Jacobo prometió que lo visitaría. Al rato, Rinaldi se levantó:

–Me encantaría quedarme más tiempo porque me gusta el trato con la gente inmensamente rica –dijo mirando burlonamente a Jacobo–, pero tengo un compromiso que no puedo dejar de atender.

–Será femenino –dijo el filósofo sonriendo–.

–Por favor, Enrico. Soy un hombre felizmente casado… y férreamente controlado. No es cosa de mujeres sino de dinero, que es más importante.

Y lo dijo en un tono que nada tenía de irónico, porque el amor por el dinero de Rinaldi era proverbial. Aunque la verdad es que ese amor no era propiamente al dinero por ser dinero, sino porque era lo que le permitía hacer realidad sus invenciones, por muy estrafalarias que fuesen.

Se despidió y Jacobo aprovechó para marcharse también. Su cita sí era femenina: había quedado, como cada tarde desde que volvieron de Hungría, con Giovanna, que estaba más cariñosa y entregada que nunca. Dos días después, Jacobo recibió por correo una carta con una letra muy elegante, aunque desconocida. En el remite decía Garten der Freuden y, bajo una corona imperial, un nombre: “Valéria, K”.

La emperatriz lo citaba en la isla de Corfú para primero de junio. Faltaba más de un mes para entonces. Jacobo –que tan pronto como recibió del conde Veszprém-Kaposvár el plano de la fuente lo trasladó a Ferretti para que preparara el artefacto de aluminio– fue a interesarse por si estaba ya construido. Nada más verlo aparecer, dijo el metalúrgico rebosante de satisfacción:

–Si vienes a preguntar por el nuevo ingenio, te diré que ya está listo para enviarlo a esa isla griega. Yo me voy a hacer de aluminio con tu invento; pero tú, de oro. Bueno de oro te has hecho ya. No hay chismoso romano –y sabes que aquí hay más chismosos que ruinas– que no afirme saber exactamente la cantidad que has recibido del conde húngaro.

Jacobo contestó riéndose:

–Pues ya saben más que yo. Me consta que el conde ha abierto a mi nombre una cuenta en un banco en España, pero no tengo ni idea de cuánto ha ingresado en ella. Solo sé que en la cuenta que abrí yo, aquí en Roma, nunca faltan fondos.
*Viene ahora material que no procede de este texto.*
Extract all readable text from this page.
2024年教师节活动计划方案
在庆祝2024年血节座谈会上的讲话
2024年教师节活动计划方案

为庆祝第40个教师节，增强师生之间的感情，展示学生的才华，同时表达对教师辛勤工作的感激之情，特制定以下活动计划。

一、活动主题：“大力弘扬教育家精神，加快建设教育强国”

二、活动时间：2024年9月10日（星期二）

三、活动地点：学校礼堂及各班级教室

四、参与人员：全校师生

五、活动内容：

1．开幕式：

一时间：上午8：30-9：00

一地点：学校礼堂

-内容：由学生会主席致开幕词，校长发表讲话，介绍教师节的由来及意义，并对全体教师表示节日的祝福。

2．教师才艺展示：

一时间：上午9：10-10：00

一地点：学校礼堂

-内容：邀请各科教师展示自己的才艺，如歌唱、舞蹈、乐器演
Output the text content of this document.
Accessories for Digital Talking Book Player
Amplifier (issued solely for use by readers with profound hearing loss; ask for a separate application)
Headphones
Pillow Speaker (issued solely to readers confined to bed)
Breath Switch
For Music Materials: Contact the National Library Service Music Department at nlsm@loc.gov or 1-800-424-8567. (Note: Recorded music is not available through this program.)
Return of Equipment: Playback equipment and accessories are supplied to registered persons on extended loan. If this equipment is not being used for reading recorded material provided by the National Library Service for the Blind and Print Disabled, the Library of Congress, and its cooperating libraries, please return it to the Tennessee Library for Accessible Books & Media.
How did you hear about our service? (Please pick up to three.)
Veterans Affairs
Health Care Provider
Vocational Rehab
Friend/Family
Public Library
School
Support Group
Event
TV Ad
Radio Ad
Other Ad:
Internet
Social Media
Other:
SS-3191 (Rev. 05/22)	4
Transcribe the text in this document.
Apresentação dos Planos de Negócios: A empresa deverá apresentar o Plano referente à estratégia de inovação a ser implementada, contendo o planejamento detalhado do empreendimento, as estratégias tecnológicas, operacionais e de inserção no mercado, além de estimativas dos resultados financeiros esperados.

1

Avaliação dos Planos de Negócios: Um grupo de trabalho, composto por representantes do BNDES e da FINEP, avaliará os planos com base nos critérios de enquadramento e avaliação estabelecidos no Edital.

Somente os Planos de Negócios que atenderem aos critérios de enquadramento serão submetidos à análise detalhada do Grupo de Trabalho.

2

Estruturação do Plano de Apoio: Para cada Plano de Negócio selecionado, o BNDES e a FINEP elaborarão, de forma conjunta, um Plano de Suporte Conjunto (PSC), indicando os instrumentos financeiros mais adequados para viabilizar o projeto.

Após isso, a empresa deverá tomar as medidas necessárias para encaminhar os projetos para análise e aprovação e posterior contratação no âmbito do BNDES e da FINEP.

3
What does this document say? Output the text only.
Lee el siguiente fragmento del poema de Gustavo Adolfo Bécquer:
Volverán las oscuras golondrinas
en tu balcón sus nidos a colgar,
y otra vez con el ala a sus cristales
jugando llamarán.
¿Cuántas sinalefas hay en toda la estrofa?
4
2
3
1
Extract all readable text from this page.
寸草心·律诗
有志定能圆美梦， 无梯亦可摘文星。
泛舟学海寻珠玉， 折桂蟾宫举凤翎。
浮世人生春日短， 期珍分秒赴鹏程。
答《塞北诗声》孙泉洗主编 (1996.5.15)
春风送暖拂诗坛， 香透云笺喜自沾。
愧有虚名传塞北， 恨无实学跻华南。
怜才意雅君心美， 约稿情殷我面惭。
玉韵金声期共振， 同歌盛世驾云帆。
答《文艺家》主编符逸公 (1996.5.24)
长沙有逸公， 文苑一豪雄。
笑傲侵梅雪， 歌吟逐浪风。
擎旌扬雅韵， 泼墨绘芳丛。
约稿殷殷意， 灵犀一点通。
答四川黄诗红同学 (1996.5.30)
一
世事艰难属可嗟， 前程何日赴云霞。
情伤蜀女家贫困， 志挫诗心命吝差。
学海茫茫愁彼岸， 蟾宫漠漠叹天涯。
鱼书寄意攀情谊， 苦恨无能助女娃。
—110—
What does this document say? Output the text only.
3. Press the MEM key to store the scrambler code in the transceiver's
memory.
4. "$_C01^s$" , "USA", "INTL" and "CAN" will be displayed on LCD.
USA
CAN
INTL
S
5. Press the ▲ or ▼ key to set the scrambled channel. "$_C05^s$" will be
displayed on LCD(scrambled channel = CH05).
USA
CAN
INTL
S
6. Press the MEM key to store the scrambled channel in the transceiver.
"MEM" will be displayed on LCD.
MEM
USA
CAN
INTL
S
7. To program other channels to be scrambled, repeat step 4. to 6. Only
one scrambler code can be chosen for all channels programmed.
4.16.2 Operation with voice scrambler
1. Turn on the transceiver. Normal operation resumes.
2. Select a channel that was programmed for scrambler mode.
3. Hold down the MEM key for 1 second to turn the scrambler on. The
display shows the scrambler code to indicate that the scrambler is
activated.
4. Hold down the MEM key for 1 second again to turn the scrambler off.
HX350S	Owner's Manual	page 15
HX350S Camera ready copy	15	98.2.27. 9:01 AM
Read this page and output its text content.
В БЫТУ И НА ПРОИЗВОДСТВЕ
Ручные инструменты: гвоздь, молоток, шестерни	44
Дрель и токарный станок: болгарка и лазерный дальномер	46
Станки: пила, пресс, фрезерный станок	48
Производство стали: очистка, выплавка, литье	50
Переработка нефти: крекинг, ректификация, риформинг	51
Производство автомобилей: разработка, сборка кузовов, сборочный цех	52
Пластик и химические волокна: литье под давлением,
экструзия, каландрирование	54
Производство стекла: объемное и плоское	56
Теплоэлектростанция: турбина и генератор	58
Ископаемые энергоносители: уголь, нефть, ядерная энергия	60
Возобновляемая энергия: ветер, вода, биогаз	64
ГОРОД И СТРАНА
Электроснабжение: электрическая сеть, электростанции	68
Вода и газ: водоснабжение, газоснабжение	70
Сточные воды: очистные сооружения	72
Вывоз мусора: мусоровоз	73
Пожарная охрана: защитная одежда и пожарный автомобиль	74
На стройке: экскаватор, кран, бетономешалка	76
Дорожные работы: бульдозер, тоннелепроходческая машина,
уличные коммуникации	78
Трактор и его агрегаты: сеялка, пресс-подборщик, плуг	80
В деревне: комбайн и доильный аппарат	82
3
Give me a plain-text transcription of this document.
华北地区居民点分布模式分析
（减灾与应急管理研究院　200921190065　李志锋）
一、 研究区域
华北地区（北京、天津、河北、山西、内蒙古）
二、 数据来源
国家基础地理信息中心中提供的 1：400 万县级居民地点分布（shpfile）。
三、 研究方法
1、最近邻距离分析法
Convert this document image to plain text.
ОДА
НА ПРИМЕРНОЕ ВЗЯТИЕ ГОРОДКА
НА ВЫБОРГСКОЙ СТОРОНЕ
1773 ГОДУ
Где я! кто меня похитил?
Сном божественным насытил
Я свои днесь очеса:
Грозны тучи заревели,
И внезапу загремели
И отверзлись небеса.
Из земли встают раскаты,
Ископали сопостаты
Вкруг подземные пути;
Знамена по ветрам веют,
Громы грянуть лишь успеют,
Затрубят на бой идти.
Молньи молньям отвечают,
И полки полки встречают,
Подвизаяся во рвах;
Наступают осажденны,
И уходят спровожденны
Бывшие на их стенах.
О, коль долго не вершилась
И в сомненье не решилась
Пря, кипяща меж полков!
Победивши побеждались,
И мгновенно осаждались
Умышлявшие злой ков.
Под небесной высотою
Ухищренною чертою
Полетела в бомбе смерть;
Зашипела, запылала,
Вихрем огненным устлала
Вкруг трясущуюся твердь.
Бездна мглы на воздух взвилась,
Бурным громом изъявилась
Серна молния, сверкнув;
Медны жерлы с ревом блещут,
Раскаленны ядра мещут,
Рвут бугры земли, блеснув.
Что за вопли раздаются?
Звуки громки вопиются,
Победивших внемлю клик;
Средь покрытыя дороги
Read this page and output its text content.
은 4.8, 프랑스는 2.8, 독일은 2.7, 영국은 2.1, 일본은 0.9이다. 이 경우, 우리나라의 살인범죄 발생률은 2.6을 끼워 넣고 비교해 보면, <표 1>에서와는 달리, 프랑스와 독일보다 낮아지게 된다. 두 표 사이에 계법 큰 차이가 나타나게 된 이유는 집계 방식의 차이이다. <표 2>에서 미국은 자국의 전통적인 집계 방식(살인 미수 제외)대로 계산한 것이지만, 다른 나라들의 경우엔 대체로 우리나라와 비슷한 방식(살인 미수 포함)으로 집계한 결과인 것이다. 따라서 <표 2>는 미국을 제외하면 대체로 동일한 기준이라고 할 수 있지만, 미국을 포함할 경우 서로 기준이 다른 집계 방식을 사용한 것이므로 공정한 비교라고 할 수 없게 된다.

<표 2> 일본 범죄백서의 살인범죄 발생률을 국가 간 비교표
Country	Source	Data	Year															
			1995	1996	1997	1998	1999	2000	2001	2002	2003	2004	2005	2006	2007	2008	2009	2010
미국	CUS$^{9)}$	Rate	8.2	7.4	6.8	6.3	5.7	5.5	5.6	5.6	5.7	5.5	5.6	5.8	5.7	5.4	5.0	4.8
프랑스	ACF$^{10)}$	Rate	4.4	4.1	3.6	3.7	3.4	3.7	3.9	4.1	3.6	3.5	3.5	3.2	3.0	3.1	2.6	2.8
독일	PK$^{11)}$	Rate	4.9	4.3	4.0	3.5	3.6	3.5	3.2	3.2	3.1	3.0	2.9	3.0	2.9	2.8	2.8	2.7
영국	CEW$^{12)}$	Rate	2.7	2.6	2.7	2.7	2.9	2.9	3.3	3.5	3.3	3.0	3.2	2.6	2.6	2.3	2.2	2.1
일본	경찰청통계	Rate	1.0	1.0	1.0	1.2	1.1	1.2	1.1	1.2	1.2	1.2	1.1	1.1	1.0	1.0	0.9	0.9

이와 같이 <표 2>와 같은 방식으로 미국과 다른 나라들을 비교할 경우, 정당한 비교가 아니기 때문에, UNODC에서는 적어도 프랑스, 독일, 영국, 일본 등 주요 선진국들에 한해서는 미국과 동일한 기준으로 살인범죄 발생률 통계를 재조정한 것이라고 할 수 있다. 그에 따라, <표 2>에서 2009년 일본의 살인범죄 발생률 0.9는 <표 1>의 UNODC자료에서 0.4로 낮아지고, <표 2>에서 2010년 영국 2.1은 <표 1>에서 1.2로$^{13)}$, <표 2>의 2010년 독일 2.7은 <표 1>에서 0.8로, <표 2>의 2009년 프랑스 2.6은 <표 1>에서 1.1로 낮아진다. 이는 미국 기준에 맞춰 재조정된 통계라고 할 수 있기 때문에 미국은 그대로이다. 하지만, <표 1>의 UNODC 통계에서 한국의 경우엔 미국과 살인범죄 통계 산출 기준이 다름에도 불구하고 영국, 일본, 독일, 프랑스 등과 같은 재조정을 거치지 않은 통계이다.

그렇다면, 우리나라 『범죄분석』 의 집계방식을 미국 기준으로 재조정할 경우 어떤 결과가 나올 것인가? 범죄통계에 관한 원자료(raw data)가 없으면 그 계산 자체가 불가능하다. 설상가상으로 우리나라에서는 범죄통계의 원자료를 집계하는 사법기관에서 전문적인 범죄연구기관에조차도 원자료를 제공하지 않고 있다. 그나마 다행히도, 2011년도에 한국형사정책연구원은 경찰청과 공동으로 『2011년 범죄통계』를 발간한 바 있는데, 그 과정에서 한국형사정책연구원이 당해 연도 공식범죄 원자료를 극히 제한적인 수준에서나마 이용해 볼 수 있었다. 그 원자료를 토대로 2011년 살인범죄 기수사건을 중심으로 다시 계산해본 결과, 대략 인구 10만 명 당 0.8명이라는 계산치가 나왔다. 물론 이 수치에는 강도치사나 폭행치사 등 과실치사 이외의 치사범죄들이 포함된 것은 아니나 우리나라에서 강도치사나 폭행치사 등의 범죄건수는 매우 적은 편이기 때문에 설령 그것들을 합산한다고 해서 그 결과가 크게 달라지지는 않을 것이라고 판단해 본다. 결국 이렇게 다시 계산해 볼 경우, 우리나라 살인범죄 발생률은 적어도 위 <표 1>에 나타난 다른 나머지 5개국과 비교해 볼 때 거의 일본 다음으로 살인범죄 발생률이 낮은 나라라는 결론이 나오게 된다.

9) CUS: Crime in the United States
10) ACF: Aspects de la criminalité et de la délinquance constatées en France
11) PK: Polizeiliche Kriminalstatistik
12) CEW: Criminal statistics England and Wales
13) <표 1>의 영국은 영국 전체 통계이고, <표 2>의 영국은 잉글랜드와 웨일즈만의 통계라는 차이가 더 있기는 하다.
Tras la visita, Jacobo se marchó a preparar el viaje. Rinaldi le había recomendado algunas sastrerías, camiserías y zapaterías y fue a visitarlas. También le recomendó a un amigo para que se encargara de la organización de su viaje: “Y no se te olvide decirle que no omita una parada en Montecarlo”, le insistió.Dos días después recibía los billetes de tren; y a la semana, un gran baúl repleto de levitas, pantalones, chalecos, camisas, zapatos... Contenía también un frac y dos esmóquines.

El día antes de su partida lo pasó entero con Giovanna.

–Sé que es la última vez que estamos juntos –dijo ella en tono triste–. Lo siento por mí, pero me alegro por ti.

Jacobo pensó que la verdad es que Giovanna, lo sentiría por ella, pero no se alegraría por él. Estaba seguro de que para ella la relación que mantenían estaba fundada únicamente en la necesidad de satisfacer su sensualidad inagotable; para él, en cambio, en el afecto y la lealtad hacia Farinelli.